Buona parte del tempo che si passa al lavoro è dedicato alla maldicenza. Domina l'invidia per chi comanda e per chi occupa posizioni importanti. La sacralità della fatica oggi è un po' attutita
È difficile capire se in questa valle di sudore e di fatiche il lavoro sia una condanna oppure la fonte di ogni salvezza e beatitudine. Nel cortile della mia città piemontese c'era una piccola carrozzeria. il padrone, sua moglie e il lavorante, dalle prime ore del giorno a sera inoltrata, recitavano nel loro dialetto: "venta el travailler, travajuma, el travail bien fait, anche Gesù Crist l'era un ouvrier". E sfasciavano, verniciavano, martellavano, perforavano quasi in trance, come quel cantante autore del verso "chi non lavora non fa l'amore", completamento di "chi non lavora non mangia". Ma è davvero così nel presente e nel prevedibile futuro?
A volte ho il dubbio, l'impressione che dietro a questo inno all'attivismo ci sia il fatto che la vita degli uomini moderni trascorre a debita distanza dal lavoro, di cui si parla moltissimo. Il piccolo scrivano fiorentino che si logorava gli occhi la notte a lume di candela è stato smentito dalla gran parte degli scrittori che ho conosciuto: Moravia, Soldati, Calvino parchi programmatori del loro tempo di scrittura, al massimo le cento righe a macchina ogni giorno che una volta fatte autorizzano alle letture, agli ozii, alle conversazioni. Mario Soldati era il meglio organizzato: "Quanti tavoli hai?", mi chiese la volta che andai a trovarlo a Fiaschierino, "tavoli come questi su cui posare carte, fogli, copie, fiori, sigarette, tutto".
Non solo nella Torino del truciolo e del tornio il lavoro a parole è dominante, dovunque gli italiani comuni, anche i più notori scansafatiche, si salutano con fieri e virtuosi "buon lavoro". Una parola domina le cronache politiche e sindacali: "il tavolo", la parte per il tutto, le trattative che in ogni angolo del paese si svolgono sul modo di lavorare.

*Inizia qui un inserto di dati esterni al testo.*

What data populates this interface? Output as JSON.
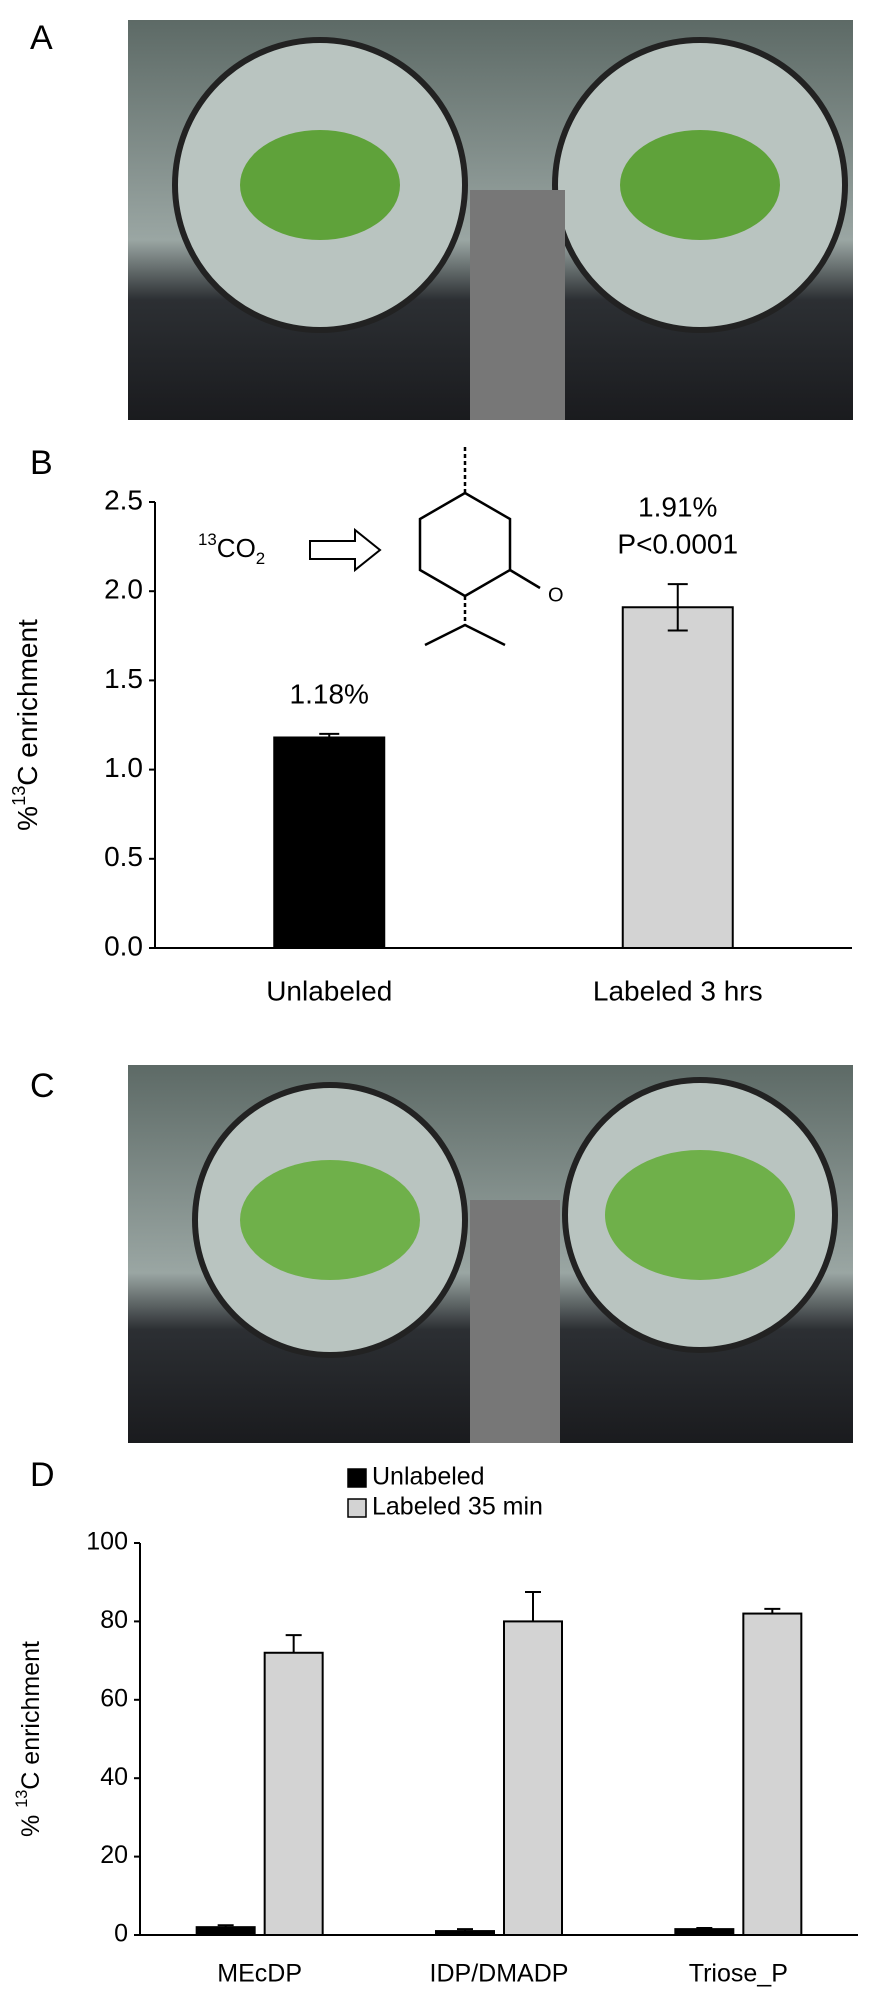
{
  "panel_labels": [
    "A",
    "B",
    "C",
    "D"
  ],
  "chart_data": [
    {
      "type": "bar",
      "ylabel_parts": [
        "%",
        "13",
        "C enrichment"
      ],
      "inset_parts": [
        "13",
        "CO",
        "2"
      ],
      "inset_atom": "O",
      "categories": [
        "Unlabeled",
        "Labeled 3 hrs"
      ],
      "values": [
        1.18,
        1.91
      ],
      "errors": [
        0.02,
        0.13
      ],
      "value_labels": [
        "1.18%",
        "1.91%"
      ],
      "annotations": [
        null,
        "P<0.0001"
      ],
      "colors": [
        "#000000",
        "#d3d3d3"
      ],
      "ylim": [
        0,
        2.5
      ],
      "yticks": [
        {
          "value": 0,
          "label": "0.0"
        },
        0.5,
        {
          "value": 1,
          "label": "1.0"
        },
        1.5,
        {
          "value": 2,
          "label": "2.0"
        },
        2.5
      ]
    },
    {
      "type": "grouped_bar",
      "ylabel_parts": [
        "% ",
        "13",
        "C enrichment"
      ],
      "categories": [
        "MEcDP",
        "IDP/DMADP",
        "Triose_P"
      ],
      "series": [
        {
          "name": "Unlabeled",
          "color": "#000000",
          "values": [
            2,
            1,
            1.5
          ],
          "errors": [
            0.5,
            0.5,
            0.3
          ]
        },
        {
          "name": "Labeled 35 min",
          "color": "#d3d3d3",
          "values": [
            72,
            80,
            82
          ],
          "errors": [
            4.5,
            7.5,
            1.2
          ]
        }
      ],
      "legend": "top",
      "ylim": [
        0,
        100
      ],
      "yticks": [
        0,
        20,
        40,
        60,
        80,
        100
      ]
    }
  ]
}
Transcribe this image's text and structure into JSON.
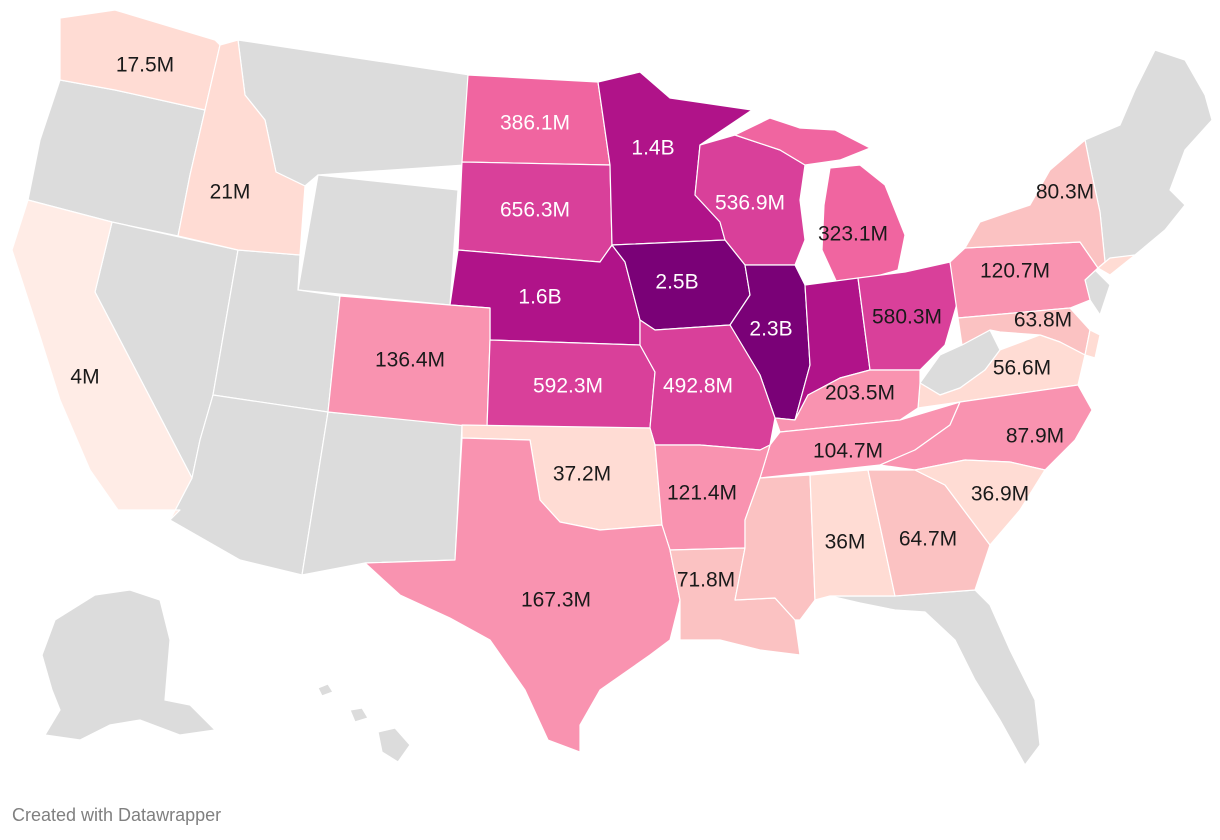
{
  "footer": {
    "credit": "Created with Datawrapper"
  },
  "colors": {
    "no_data": "#dcdcdc",
    "border": "#ffffff",
    "label_dark": "#1a1a1a",
    "label_light": "#ffffff",
    "credit_text": "#808080",
    "scale": [
      "#ffece6",
      "#ffdcd4",
      "#fbc2c2",
      "#f993b0",
      "#f065a0",
      "#d9409a",
      "#b01389",
      "#7a0177"
    ]
  },
  "map_data": {
    "type": "choropleth",
    "region": "United States",
    "labeled_states": [
      {
        "state": "Washington",
        "label": "17.5M",
        "level": 1
      },
      {
        "state": "Idaho",
        "label": "21M",
        "level": 1
      },
      {
        "state": "California",
        "label": "4M",
        "level": 0
      },
      {
        "state": "North Dakota",
        "label": "386.1M",
        "level": 4
      },
      {
        "state": "South Dakota",
        "label": "656.3M",
        "level": 5
      },
      {
        "state": "Minnesota",
        "label": "1.4B",
        "level": 6
      },
      {
        "state": "Wisconsin",
        "label": "536.9M",
        "level": 5
      },
      {
        "state": "Michigan",
        "label": "323.1M",
        "level": 4
      },
      {
        "state": "Nebraska",
        "label": "1.6B",
        "level": 6
      },
      {
        "state": "Iowa",
        "label": "2.5B",
        "level": 7
      },
      {
        "state": "Illinois",
        "label": "2.3B",
        "level": 7
      },
      {
        "state": "Indiana",
        "label": "",
        "level": 6
      },
      {
        "state": "Ohio",
        "label": "580.3M",
        "level": 5
      },
      {
        "state": "Pennsylvania",
        "label": "120.7M",
        "level": 3
      },
      {
        "state": "New York",
        "label": "80.3M",
        "level": 2
      },
      {
        "state": "Maryland",
        "label": "63.8M",
        "level": 2
      },
      {
        "state": "Virginia",
        "label": "56.6M",
        "level": 1
      },
      {
        "state": "Colorado",
        "label": "136.4M",
        "level": 3
      },
      {
        "state": "Kansas",
        "label": "592.3M",
        "level": 5
      },
      {
        "state": "Missouri",
        "label": "492.8M",
        "level": 5
      },
      {
        "state": "Kentucky",
        "label": "203.5M",
        "level": 3
      },
      {
        "state": "North Carolina",
        "label": "87.9M",
        "level": 3
      },
      {
        "state": "Tennessee",
        "label": "104.7M",
        "level": 3
      },
      {
        "state": "Oklahoma",
        "label": "37.2M",
        "level": 1
      },
      {
        "state": "Arkansas",
        "label": "121.4M",
        "level": 3
      },
      {
        "state": "Texas",
        "label": "167.3M",
        "level": 3
      },
      {
        "state": "Louisiana",
        "label": "71.8M",
        "level": 2
      },
      {
        "state": "Mississippi",
        "label": "",
        "level": 2
      },
      {
        "state": "Alabama",
        "label": "36M",
        "level": 1
      },
      {
        "state": "Georgia",
        "label": "64.7M",
        "level": 2
      },
      {
        "state": "South Carolina",
        "label": "36.9M",
        "level": 1
      },
      {
        "state": "Delaware",
        "label": "",
        "level": 1
      },
      {
        "state": "New Jersey",
        "label": "",
        "level": 1
      }
    ]
  }
}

La sacralità del lavoro, un po' attutita in questi tempi di automazione e di computer, ma fortissima e inevitabile nei giorni di Pietro Secchia e dei "lavoratori con le mani callose". La sacralità imperitura per cui in tutte le riunioni e conferenze in qualche modo attinenti al lavoro a un certo punto avveniva la rivelazione carismatica dell'operaio, eroe in carne e ossa, e il funzionario di partito lo presentava: "Ecco il compagno Ferretti, da trent'anni alle presse", e il compagno incedeva nella sala fra due ali di persone reverenti, il dio incarnato dell'operaismo.
Ma è davvero così per la maggior parte degli uomini comuni? Vediamo come passa la giornata di un uomo comune, di un impiegato, di un commesso, di un professionista. Una parte del tempo che questi uomini dedicano al lavoro passa parlando male dei colleghi, dominante l'invidia per chi comanda o per chi è nei posti importanti.
Siamo sinceri: le infinite ore trascorse nelle redazioni dei giornali, negli uffici, nelle pause di riposo o di refezione passano a parlare male dei colleghi più fortunati, in organizzazioni che si definiscono di lavoro ma che spesso dovrebbero essere chiamate macchine da critica e maldicenza del prossimo; negli eterni tentativi, infantili quanto feroci, di eliminare tutti quelli che ti fanno ombra e di procedere per purghe generali come nelle migliori dittature staliniste.
Ma andiamo al sodo, e cioè al feroce della vicenda: gli stakanovisti sono pochi anche nei paesi dei "compagni". Il piacere della maldicenza è uno dei preferiti: ricordo quando lavoravo alla "Gazzetta del popolo" e il giornale chiudeva alle due del mattino: scendevamo nel corso Valdocco con un collega e a volte facevamo l'alba parlando del direttore e del redattore capo e di tutti gli errori madornali che avevano compiuto e delle villanie che ci avevano riservato. Faceva giorno quando, soddisfatti, ci allontanavano verso le nostre case.
Questo modo di chiudere la giornata lo si trova anche negli scritti di Gramsci quando racconta la sua esperienza a "l'Unità" di Torino. E così è stato in tutti i giornali in cui ho lavorato e pettegolato.